The difference being that, in the case of the universe, we have some ideas as to how life could be plausible - ideas that would be mostly rejected if we attempted to apply them to God.

Note that I'm not saying that something made the God - I'm starting off with the assumption that such a God "just exists" and then trying to figure out what we can extrapolate about Him. The answer is "not a lot", hence the probabilistic mumbling.

Incidentally, can anyone provide me with a good reason why we shouldn't try to quantify God? The only one I can think of is "it might annoy him" but, since the judgement that such an attempt would annoy him is in itself a quantification of God's behaviour, I'm willing to take my chances.

Anonymous said...

"Well, when a mummy cook and a daddy cook love each other very much..."

Ok, my initial point was that science cannot answer this question of the origin of the universe. We can't time travel back to see what happened so we speculate, so we guess. But when you get down to the very bare bones of the issue, we see that it is not a scientific question, it becomes a philosophical question.

I think my point about it not being a scientific question has been shown in this short discussion, as I said earlier, you have had to resort to lame, philosphical gesturings about the qualities of a God. You are not talking about science anymore here, and you are avoiding my initial statement about how science can possibly answer this.
I see there being two options, either there was a creator, or the universe is eternal. What is wrong with this kind of thinking?

Lifewish said...

Ok, my initial point was that science cannot answer this question of the origin of the universe.

I'd agree completely that it can't do it directly. It may be possible to do it indirectly, or at least to demonstrate some way (like my "fundamental equation" conjecture) that the universe as we see it isn't really that improbable (on the assumption that universes exist). But you're right that this discussion has gone philosophical.

Sorry for side-tracking the conversation. I think I mistook something along the way for an introduction of the "we can't see how the universe could just exist naturally, so let's invoke a God" - apologies if this was a complete misinterpretation.

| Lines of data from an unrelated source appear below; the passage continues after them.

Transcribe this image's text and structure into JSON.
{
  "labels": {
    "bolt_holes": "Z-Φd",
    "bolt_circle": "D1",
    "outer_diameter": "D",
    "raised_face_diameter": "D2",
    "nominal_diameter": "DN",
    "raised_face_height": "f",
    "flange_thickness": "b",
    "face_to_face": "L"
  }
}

My argument then was that this is as much a displacement of the underlying problem (how can stuff, particularly complicated stuff "just exist"?) as the idea that universes bud off other universes.

beervolcano said...

You face a choice....either
Eternal self existent impersonal matter.
OR
An eternal self existent person able to make matter.


I doubt seriously that there can be "eternal matter."

But this webpage has some interesting stuff about heat death as it relates to the decay of the proton.

Some interesting lines:

The great British mathematical physicist P. A. M. Dirac noted the curious fact that the ratio of the strength of the electromagnetic vs the gravitational force is approximately the same as the ratio of the radius of an electron to the radius of the Universe.

What the hell is the radius of an electron?

Gravity controls the size of the Universe while the electric force controls the size of the electron. The strength of the electric charge controls the life span of virtual particle-antiparticle pairs, while the strength of the gravitational charge controls the life span of the Universe - including, coincidentally, the half-life of proton decay. When g = c, as in the interior of black holes, these distance, time, and force scales are (locally) equal. In black holes, space collapses, time stands still, and proton decay is as commonplace as particle-antiparticle annihilation.

I think it's great how there are these geometric relationships between the electric force and the gravitation force and this all relates to how the universe behaves.

All I can say about whether there is an eternal "person" (made of what?) is well beyond the scope of science.